Is Jackman and the Rocky formula enough to redeem Real Steel? If you’re a 12-year-old boy, then absolutely. I don’t know where robot boxing falls on your moral spectrum, but I’d take a pre-teen to see Real Steel, as long as we had a long talk afterwards about the evils of product placement. Indeed, it’s as though Real Steel were written by a 12 year old for 12 year olds, and to that extent, it succeeds.
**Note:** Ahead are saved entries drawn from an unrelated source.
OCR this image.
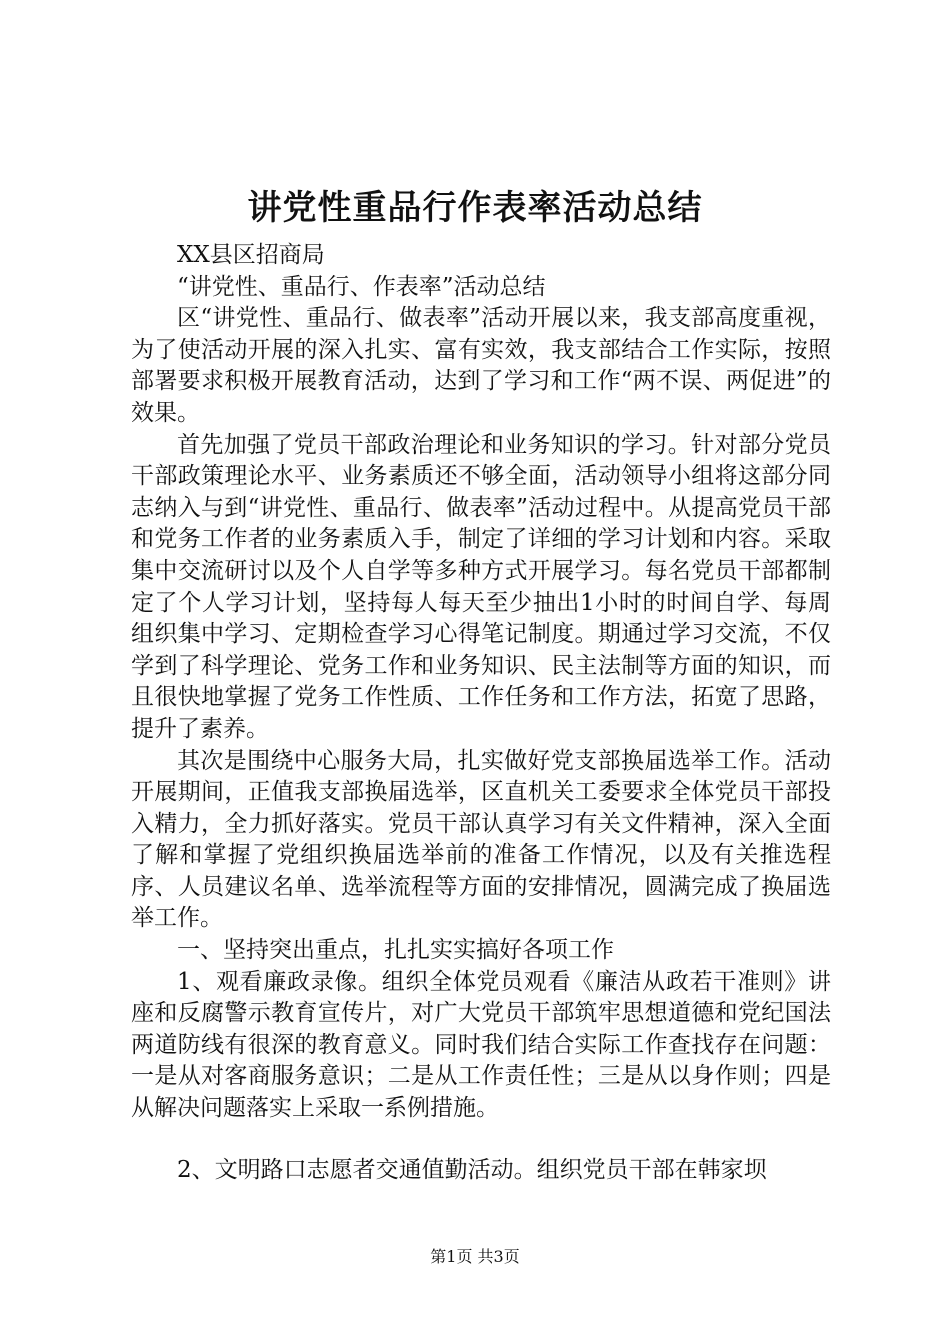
讲党性重品行作表率活动总结

XX县区招商局

“讲党性、重品行、作表率”活动总结

区“讲党性、重品行、做表率”活动开展以来，我支部高度重视，为了使活动开展的深入扎实、富有实效，我支部结合工作实际，按照部署要求积极开展教育活动，达到了学习和工作“两不误、两促进”的效果。

首先加强了党员干部政治理论和业务知识的学习。针对部分党员干部政策理论水平、业务素质还不够全面，活动领导小组将这部分同志纳入与到“讲党性、重品行、做表率”活动过程中。从提高党员干部和党务工作者的业务素质入手，制定了详细的学习计划和内容。采取集中交流研讨以及个人自学等多种方式开展学习。每名党员干部都制定了个人学习计划，坚持每人每天至少抽出1小时的时间自学、每周组织集中学习、定期检查学习心得笔记制度。期通过学习交流，不仅学到了科学理论、党务工作和业务知识、民主法制等方面的知识，而且很快地掌握了党务工作性质、工作任务和工作方法，拓宽了思路，提升了素养。

其次是围绕中心服务大局，扎实做好党支部换届选举工作。活动开展期间，正值我支部换届选举，区直机关工委要求全体党员干部投入精力，全力抓好落实。党员干部认真学习有关文件精神，深入全面了解和掌握了党组织换届选举前的准备工作情况，以及有关推选程序、人员建议名单、选举流程等方面的安排情况，圆满完成了换届选举工作。

一、坚持突出重点，扎扎实实搞好各项工作

1、观看廉政录像。组织全体党员观看《廉洁从政若干准则》讲座和反腐警示教育宣传片，对广大党员干部筑牢思想道德和党纪国法两道防线有很深的教育意义。同时我们结合实际工作查找存在问题：一是从对客商服务意识；二是从工作责任性；三是从以身作则；四是从解决问题落实上采取一系例措施。

2、文明路口志愿者交通值勤活动。组织党员干部在韩家坝

第1页 共3页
If there’s not a kid in your life to see it with, however, it’s a hard movie to recommend simply because 75 percent of the film is a clunky slog and there’s not nearly enough robot violence to satiate a blood-thirsty adult. But then again, Evangeline Lilly’s crowd shots are almost as amusing as Brendan Fraser at the Golden Globes, and that’s gotta be worth something. Just maybe not $10.